According to JP Morgan, the dollar is favored on both sides of the smile. On the left is a growing concern that global economic growth has peaked, stocks are overbought, monetary and fiscal support is ending, and China's problems will launch a tsunami on financial markets. On the right is American exclusivity, based on bets. The differential between the real yields of US and German bonds has reached its highest level since June 2020, the gap in indicators with other countries is also widening, contributing to the strengthening of the dollar.
Dynamics of the USD index and differentials of real bond yield
The growing US dollar is a huge problem for gold, but the fall of XAU/USD does not look hopeless yet. Moreover, without the announcement of the curtailment of the $120 billion quantitative easing program and the shift of the FOMC consensus forecast for the first increase in the federal funds rate from 2023 to 2022, the USD index will go into correction, and the precious metal is likely to return above $1,800 per ounce.

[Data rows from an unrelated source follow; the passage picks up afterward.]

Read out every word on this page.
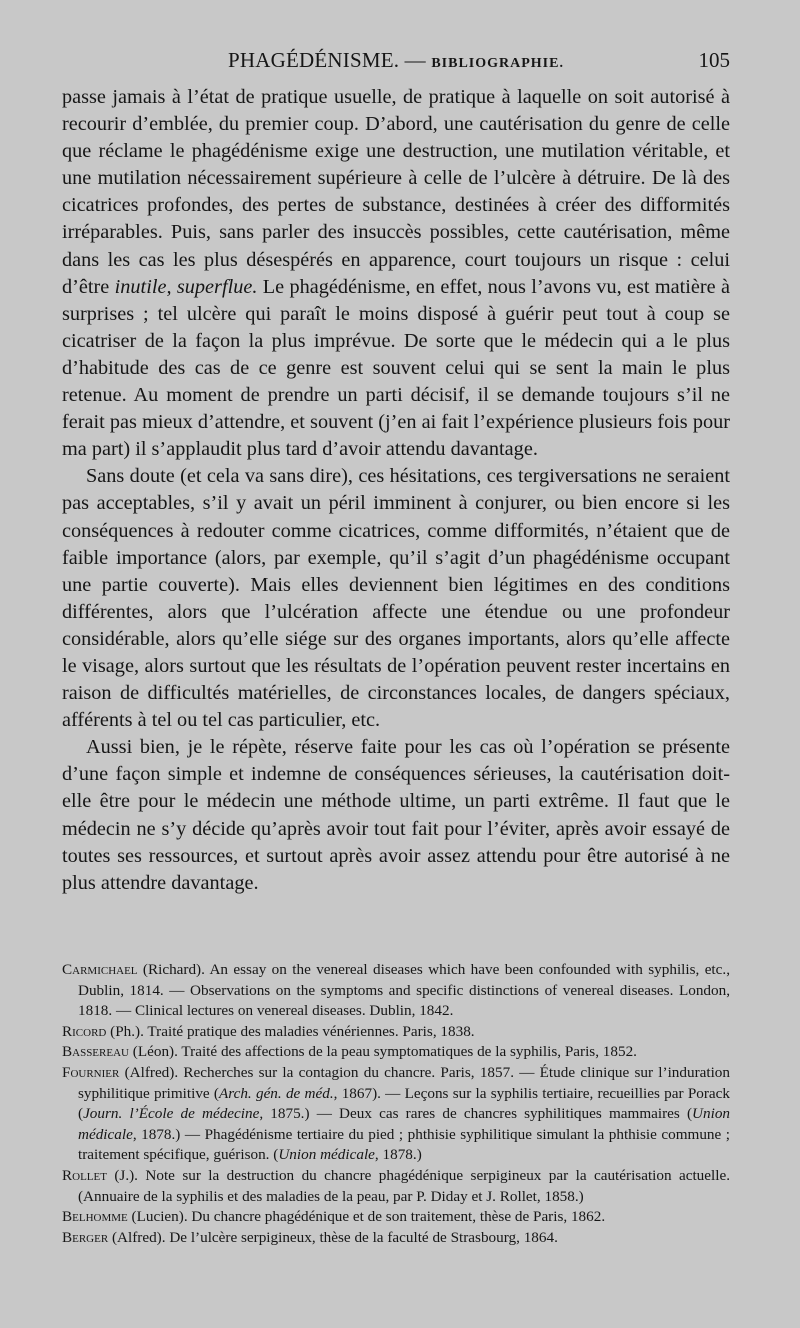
PHAGÉDÉNISME. — BIBLIOGRAPHIE.	105

passe jamais à l’état de pratique usuelle, de pratique à laquelle on soit autorisé à recourir d’emblée, du premier coup. D’abord, une cautérisation du genre de celle que réclame le phagédénisme exige une destruction, une mutilation véritable, et une mutilation nécessairement supérieure à celle de l’ulcère à détruire. De là des cicatrices profondes, des pertes de substance, destinées à créer des difformités irréparables. Puis, sans parler des insuccès possibles, cette cautérisation, même dans les cas les plus désespérés en apparence, court toujours un risque : celui d’être inutile, superflue. Le phagédénisme, en effet, nous l’avons vu, est matière à surprises ; tel ulcère qui paraît le moins disposé à guérir peut tout à coup se cicatriser de la façon la plus imprévue. De sorte que le médecin qui a le plus d’habitude des cas de ce genre est souvent celui qui se sent la main le plus retenue. Au moment de prendre un parti décisif, il se demande toujours s’il ne ferait pas mieux d’attendre, et souvent (j’en ai fait l’expérience plusieurs fois pour ma part) il s’applaudit plus tard d’avoir attendu davantage.

Sans doute (et cela va sans dire), ces hésitations, ces tergiversations ne seraient pas acceptables, s’il y avait un péril imminent à conjurer, ou bien encore si les conséquences à redouter comme cicatrices, comme difformités, n’étaient que de faible importance (alors, par exemple, qu’il s’agit d’un phagédénisme occupant une partie couverte). Mais elles deviennent bien légitimes en des conditions différentes, alors que l’ulcération affecte une étendue ou une profondeur considérable, alors qu’elle siége sur des organes importants, alors qu’elle affecte le visage, alors surtout que les résultats de l’opération peuvent rester incertains en raison de difficultés matérielles, de circonstances locales, de dangers spéciaux, afférents à tel ou tel cas particulier, etc.

Aussi bien, je le répète, réserve faite pour les cas où l’opération se présente d’une façon simple et indemne de conséquences sérieuses, la cautérisation doit-elle être pour le médecin une méthode ultime, un parti extrême. Il faut que le médecin ne s’y décide qu’après avoir tout fait pour l’éviter, après avoir essayé de toutes ses ressources, et surtout après avoir assez attendu pour être autorisé à ne plus attendre davantage.

Carmichael (Richard). An essay on the venereal diseases which have been confounded with syphilis, etc., Dublin, 1814. — Observations on the symptoms and specific distinctions of venereal diseases. London, 1818. — Clinical lectures on venereal diseases. Dublin, 1842.

Ricord (Ph.). Traité pratique des maladies vénériennes. Paris, 1838.

Bassereau (Léon). Traité des affections de la peau symptomatiques de la syphilis, Paris, 1852.

Fournier (Alfred). Recherches sur la contagion du chancre. Paris, 1857. — Étude clinique sur l’induration syphilitique primitive (Arch. gén. de méd., 1867). — Leçons sur la syphilis tertiaire, recueillies par Porack (Journ. l’École de médecine, 1875.) — Deux cas rares de chancres syphilitiques mammaires (Union médicale, 1878.) — Phagédénisme tertiaire du pied ; phthisie syphilitique simulant la phthisie commune ; traitement spécifique, guérison. (Union médicale, 1878.)

Rollet (J.). Note sur la destruction du chancre phagédénique serpigineux par la cautérisation actuelle. (Annuaire de la syphilis et des maladies de la peau, par P. Diday et J. Rollet, 1858.)

Belhomme (Lucien). Du chancre phagédénique et de son traitement, thèse de Paris, 1862.

Berger (Alfred). De l’ulcère serpigineux, thèse de la faculté de Strasbourg, 1864.
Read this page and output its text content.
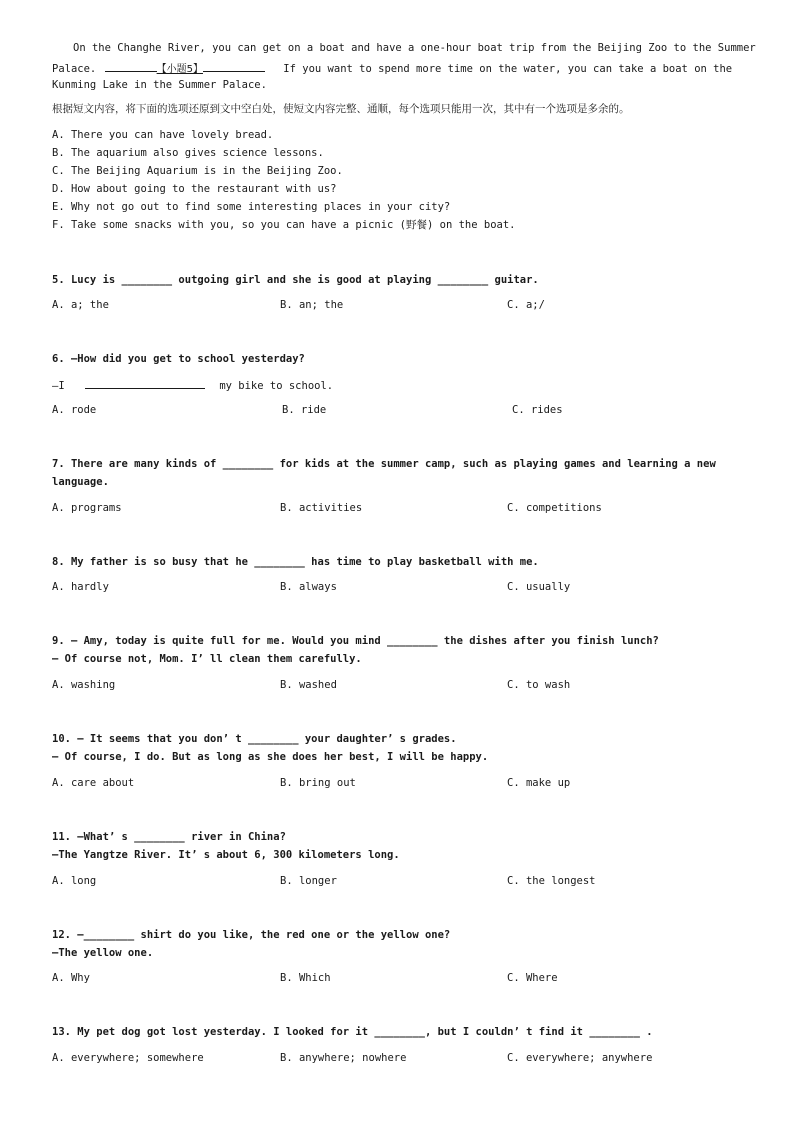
On the Changhe River, you can get on a boat and have a one-hour boat trip from the Beijing Zoo to the Summer
Palace.	【小题5】	If you want to spend more time on the water, you can take a boat on the
Kunming Lake in the Summer Palace.
根据短文内容，将下面的选项还原到文中空白处，使短文内容完整、通顺，每个选项只能用一次，其中有一个选项是多余的。
A. There you can have lovely bread.
B. The aquarium also gives science lessons.
C. The Beijing Aquarium is in the Beijing Zoo.
D. How about going to the restaurant with us?
E. Why not go out to find some interesting places in your city?
F. Take some snacks with you, so you can have a picnic (野餐) on the boat.
5. Lucy is ________ outgoing girl and she is good at playing ________ guitar.
A. a; the	B. an; the	C. a;/
6. —How did you get to school yesterday?
—I	my bike to school.
A. rode	B. ride	C. rides
7. There are many kinds of ________ for kids at the summer camp, such as playing games and learning a new
language.
A. programs	B. activities	C. competitions
8. My father is so busy that he ________ has time to play basketball with me.
A. hardly	B. always	C. usually
9. — Amy, today is quite full for me. Would you mind ________ the dishes after you finish lunch?
— Of course not, Mom. I’ ll clean them carefully.
A. washing	B. washed	C. to wash
10. — It seems that you don’ t ________ your daughter’ s grades.
— Of course, I do. But as long as she does her best, I will be happy.
A. care about	B. bring out	C. make up
11. —What’ s ________ river in China?
—The Yangtze River. It’ s about 6, 300 kilometers long.
A. long	B. longer	C. the longest
12. —________ shirt do you like, the red one or the yellow one?
—The yellow one.
A. Why	B. Which	C. Where
13. My pet dog got lost yesterday. I looked for it ________, but I couldn’ t find it ________ .
A. everywhere; somewhere	B. anywhere; nowhere	C. everywhere; anywhere
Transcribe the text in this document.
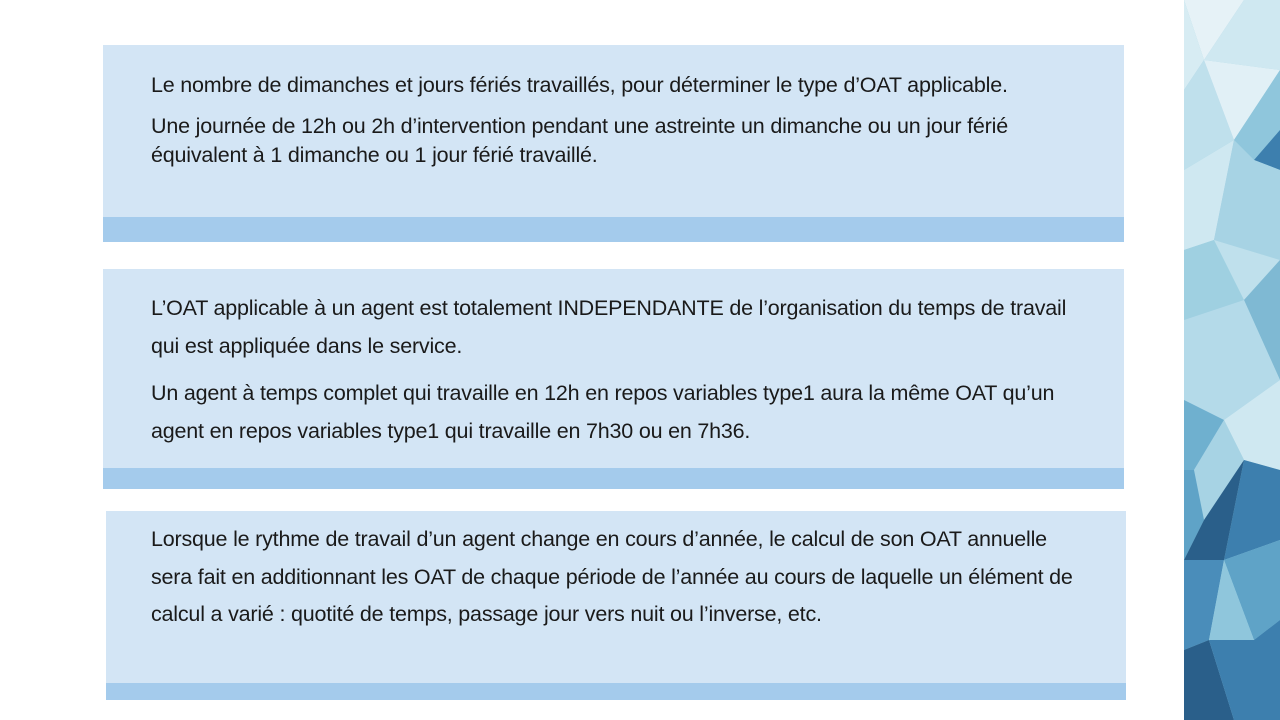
Le nombre de dimanches et jours fériés travaillés, pour déterminer le type d’OAT applicable.

Une journée de 12h ou 2h d’intervention pendant une astreinte un dimanche ou un jour férié équivalent à 1 dimanche ou 1 jour férié travaillé.

L’OAT applicable à un agent est totalement INDEPENDANTE de l’organisation du temps de travail qui est appliquée dans le service.

Un agent à temps complet qui travaille en 12h en repos variables type1 aura la même OAT qu’un agent en repos variables type1 qui travaille en 7h30 ou en 7h36.

Lorsque le rythme de travail d’un agent change en cours d’année, le calcul de son OAT annuelle sera fait en additionnant les OAT de chaque période de l’année au cours de laquelle un élément de calcul a varié : quotité de temps, passage jour vers nuit ou l’inverse, etc.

The reasons for such stability of gold should be sought in the stability of the US debt market. Unlike in 2013, when the former chairman of the Federal Reserve launched a taper tantrum with a message about the curtailment of QE, the yield on Treasury bonds, at present, stubbornly does not want to grow, which leaves the bulls on XAU/USD hoping for revenge.
Investors are not sure that the start of monetary policy normalization will lead to an increase in US debt market rates. The fact is that the Fed will continue to buy bonds as part of reinvesting income, and the appetite of non-residents for American securities is not going to fade. In April, they bought at auctions about 25% of the debt issued by the Treasury, which is the highest figure for the last three years.
Thus, gold is forced to maneuver between friendly Treasury yields and the hostile US dollar, whose smile is extremely dangerous for bulls on XAU/USD.
Technically, the inability of the precious metal to return within the range of the fair value of $1,775-1,820 per ounce is a sign of their weakness. In this situation, we continue to sell gold with targets at $1,720 and $1,680.